A plastics packaging tax set for April 2022 will spark an estimated 40% jump in the use of recycled plastic in packaging, according to Treasury predictions.

Chancellor, Rishi Sunak originally laid out plans for the tax, which will be set at £200 a tonne for packaging with less than 30% recycled content, in March 2020.

The Treasury said the tax aims to “increase the use of recycled content in plastic packaging” and estimates the use of recycled plastic in packaging could increase by around 40%.

“This is equal to carbon savings of nearly 200,000 tonnes in 2022 to 2023, based on current carbon factors,” the Treasury said.

“The policy may also help to divert plastics from landfill or incineration, and drive recycling technologies within the UK.”

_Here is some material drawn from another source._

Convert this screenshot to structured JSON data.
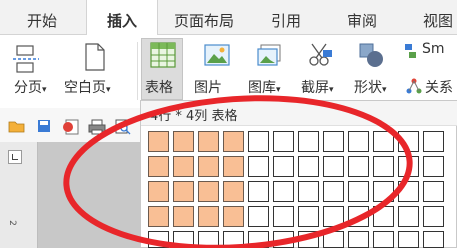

The Finance Bill 2021 will set out how the levy will be collected, recovered and enforced, as well as the scope of the tax and who will be liable to pay the tax and need to register with HMRC.

“This is a new tax that will apply to plastic packaging manufactured in, or imported into the UK, that does not contain at least 30% recycled plastic,” the Treasury said. “Plastic packaging is packaging that is predominantly plastic by weight.”

It’s hoped the tax “will provide a clear economic incentive for businesses to use recycled material in the manufacture of plastic packaging”, which will create greater demand for this material.

“In turn this will stimulate increased levels of recycling and collection of plastic waste, diverting it away from landfill or incineration,” the Treasury added.

The cost of running the tax is thought to be around £400,000 a year, with estimated capital costs of £10-20 million for developing a new computer service to support this tax, together with £22 million in staff and other resource costs.

The tax is expected to generate revenues of £235 million in 2022/23, increasing by a further £10 million the following year, before falling to £225 million in 2024/25 and £210 million in 2025/26.